TYPES OF ECONOMIZERS

Economizers for power station service are of two classes, steaming and non-steaming. Both have been used and choice will depend largely on the feed-water temperature and the boiler pressure. If the turbines are bled to such an extent that the final feed-water temperature is raised to within a few degrees of the saturation, temperature, it is apparent that no further heat can be added in an economizer unless a steaming economizer is used. The function of this economizer is to supply the boiler with a percentage of wet steam along with the feed water and a number of pipe connections are taken from the economizer outlet to the boiler drum. A saving may be effected in both capital cost of the boiler and building with large steaming economizers. The construction and location of both classes of economizers are similar, the chief difference being that only one outlet connection is required on the non-steaming economizer. With a steaming economizer, boiler baffles are eliminated resulting in a reduction of draught loss and fan power. During intermittent feeding with cold feed, temperature changes occur at the economizer inlet joints which may result in joint failure.

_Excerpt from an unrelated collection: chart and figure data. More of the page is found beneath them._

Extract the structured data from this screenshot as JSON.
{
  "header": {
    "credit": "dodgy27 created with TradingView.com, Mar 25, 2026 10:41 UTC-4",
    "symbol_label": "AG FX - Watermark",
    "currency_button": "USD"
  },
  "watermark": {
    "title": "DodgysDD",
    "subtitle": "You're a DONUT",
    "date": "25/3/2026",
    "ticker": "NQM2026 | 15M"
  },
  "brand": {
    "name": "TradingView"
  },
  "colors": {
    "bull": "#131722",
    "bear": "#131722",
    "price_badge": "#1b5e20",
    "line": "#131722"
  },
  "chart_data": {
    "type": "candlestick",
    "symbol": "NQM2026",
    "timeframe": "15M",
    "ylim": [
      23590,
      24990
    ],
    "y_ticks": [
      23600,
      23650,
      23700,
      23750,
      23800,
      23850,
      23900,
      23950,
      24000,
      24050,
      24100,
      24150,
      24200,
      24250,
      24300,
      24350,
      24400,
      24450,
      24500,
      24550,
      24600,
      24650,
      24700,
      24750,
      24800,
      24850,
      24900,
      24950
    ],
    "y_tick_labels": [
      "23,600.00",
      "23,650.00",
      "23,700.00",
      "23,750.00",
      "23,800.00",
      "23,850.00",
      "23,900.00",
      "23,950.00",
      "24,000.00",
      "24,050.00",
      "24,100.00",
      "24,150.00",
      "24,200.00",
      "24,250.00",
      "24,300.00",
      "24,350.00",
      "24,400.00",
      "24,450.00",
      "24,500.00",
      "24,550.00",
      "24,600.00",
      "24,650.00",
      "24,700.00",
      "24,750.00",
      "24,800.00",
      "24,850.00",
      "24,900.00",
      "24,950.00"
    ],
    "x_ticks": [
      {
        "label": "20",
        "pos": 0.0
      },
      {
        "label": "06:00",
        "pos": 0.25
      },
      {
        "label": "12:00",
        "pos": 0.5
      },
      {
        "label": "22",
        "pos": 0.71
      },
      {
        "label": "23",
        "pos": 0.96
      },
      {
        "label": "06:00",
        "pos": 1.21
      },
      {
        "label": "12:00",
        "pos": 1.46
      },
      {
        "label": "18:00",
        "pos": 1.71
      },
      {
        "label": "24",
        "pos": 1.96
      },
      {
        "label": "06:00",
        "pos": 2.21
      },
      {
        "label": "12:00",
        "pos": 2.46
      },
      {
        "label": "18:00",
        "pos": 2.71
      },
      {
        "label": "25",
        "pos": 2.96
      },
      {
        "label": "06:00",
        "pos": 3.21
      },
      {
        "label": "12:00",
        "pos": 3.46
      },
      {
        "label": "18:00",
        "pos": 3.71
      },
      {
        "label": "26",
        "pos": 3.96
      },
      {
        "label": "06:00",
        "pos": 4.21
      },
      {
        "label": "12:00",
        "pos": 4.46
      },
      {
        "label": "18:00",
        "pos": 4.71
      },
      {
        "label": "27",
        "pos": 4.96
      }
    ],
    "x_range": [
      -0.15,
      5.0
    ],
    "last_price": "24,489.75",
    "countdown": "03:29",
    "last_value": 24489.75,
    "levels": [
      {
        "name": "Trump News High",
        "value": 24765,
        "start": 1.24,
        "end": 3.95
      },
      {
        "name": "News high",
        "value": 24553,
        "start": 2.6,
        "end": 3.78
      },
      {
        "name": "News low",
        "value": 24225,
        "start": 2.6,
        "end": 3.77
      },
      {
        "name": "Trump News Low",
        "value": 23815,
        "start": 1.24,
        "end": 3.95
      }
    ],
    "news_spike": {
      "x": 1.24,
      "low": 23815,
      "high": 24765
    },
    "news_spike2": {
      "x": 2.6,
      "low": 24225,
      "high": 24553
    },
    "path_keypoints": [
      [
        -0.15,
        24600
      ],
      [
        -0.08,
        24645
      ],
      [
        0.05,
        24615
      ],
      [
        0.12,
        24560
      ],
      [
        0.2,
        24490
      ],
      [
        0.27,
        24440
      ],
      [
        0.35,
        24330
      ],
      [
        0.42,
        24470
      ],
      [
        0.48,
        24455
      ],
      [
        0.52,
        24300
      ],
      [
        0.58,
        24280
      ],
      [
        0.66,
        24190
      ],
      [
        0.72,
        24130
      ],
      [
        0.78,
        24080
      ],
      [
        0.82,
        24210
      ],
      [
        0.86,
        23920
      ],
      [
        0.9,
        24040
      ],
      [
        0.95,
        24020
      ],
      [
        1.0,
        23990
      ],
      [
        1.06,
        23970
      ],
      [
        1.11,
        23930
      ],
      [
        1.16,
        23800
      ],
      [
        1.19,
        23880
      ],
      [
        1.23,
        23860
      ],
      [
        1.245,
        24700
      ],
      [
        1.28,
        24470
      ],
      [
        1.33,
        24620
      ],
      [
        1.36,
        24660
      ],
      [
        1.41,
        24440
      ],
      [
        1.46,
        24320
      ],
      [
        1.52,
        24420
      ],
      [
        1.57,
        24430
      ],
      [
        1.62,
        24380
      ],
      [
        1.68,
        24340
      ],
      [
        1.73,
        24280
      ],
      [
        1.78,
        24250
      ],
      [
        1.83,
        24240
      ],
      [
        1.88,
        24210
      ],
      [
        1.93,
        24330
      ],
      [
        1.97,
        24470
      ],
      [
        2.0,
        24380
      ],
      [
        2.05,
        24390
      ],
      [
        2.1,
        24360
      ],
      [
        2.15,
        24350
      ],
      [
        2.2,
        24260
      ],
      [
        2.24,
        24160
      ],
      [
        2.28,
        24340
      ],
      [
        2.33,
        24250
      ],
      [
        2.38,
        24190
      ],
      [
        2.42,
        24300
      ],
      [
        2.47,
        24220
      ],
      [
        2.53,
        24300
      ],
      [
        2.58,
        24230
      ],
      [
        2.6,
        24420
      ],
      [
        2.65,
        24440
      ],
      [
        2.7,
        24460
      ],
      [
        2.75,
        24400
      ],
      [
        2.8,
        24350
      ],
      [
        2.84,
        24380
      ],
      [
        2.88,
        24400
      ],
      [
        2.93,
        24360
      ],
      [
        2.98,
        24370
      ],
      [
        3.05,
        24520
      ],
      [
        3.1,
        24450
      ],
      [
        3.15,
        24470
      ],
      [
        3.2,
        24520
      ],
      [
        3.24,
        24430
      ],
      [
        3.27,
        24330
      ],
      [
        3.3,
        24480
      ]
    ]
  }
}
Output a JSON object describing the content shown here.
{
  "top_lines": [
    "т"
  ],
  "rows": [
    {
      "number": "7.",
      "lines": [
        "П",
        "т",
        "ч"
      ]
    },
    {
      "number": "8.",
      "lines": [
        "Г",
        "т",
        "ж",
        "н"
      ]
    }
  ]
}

Modern economizers are constructed with steel tubes, which are necessary for high pressures. In order to conserve space, the tube surface is usually made in one continuous loop with connection pieces between the ends of the horizontal tube sections. Early designs used cast-iron tubes, the tubes being screwed into the headers. In modern economizers the tubes made of steel are usually 2,5 or 3 in. in diameter and are rolled into one or two headers only. Feed water is fed to one end of the lower header and distributed to each of the parallel-tube circuits. The last tube element may be rolled directly into the drum, and there is a growing tendency in design to eliminate all bolted return bends, the tube being in one continuous loop.

In constructions of continuous and of return bends, the bends are usually made of forged steel and are carefully machined to receive the tube ends. Gaskets which are neces­sary where the tube ends bear against the female joint of the return bend, may be of some soft material such as granite. In order to keep the gas passage restricted to the straight section of the tubes and to give support to the tubes, it is customary to use tube sheets of cast iron. The outside casing is then made of removable steel-plate panels which are insulated, it thus being necessary to remove the whole side to obtain access to a certain tube. When there is a reversal of gas passage, soot hoppers are commonly placed below the economizer to collect any soot carry-over from the boiler, the soot being piped to the ashpit.

Economizers when used in combination with air heaters are practically always set nearest to the boiler flue-gas exit. Although most economizers do not heat the feedwater to a point where it vaporizes, a number of steaming economizers have been built and operate successfully. In these, the individual parallel-tube elements run separately to the top rear drum of the boiler and are rolled directly into the drum. Relief connections between the drum and the econ­omizer are not provided. In addition to a gain in over-all boiler efficiency of 10 to 12 per cent, depending upon the drop in gas temperature, an economizer will provide nearly as much additional generating capacity. Maintenance, it is claimed, will amount to as little as 0.5 to 1 per cent per year.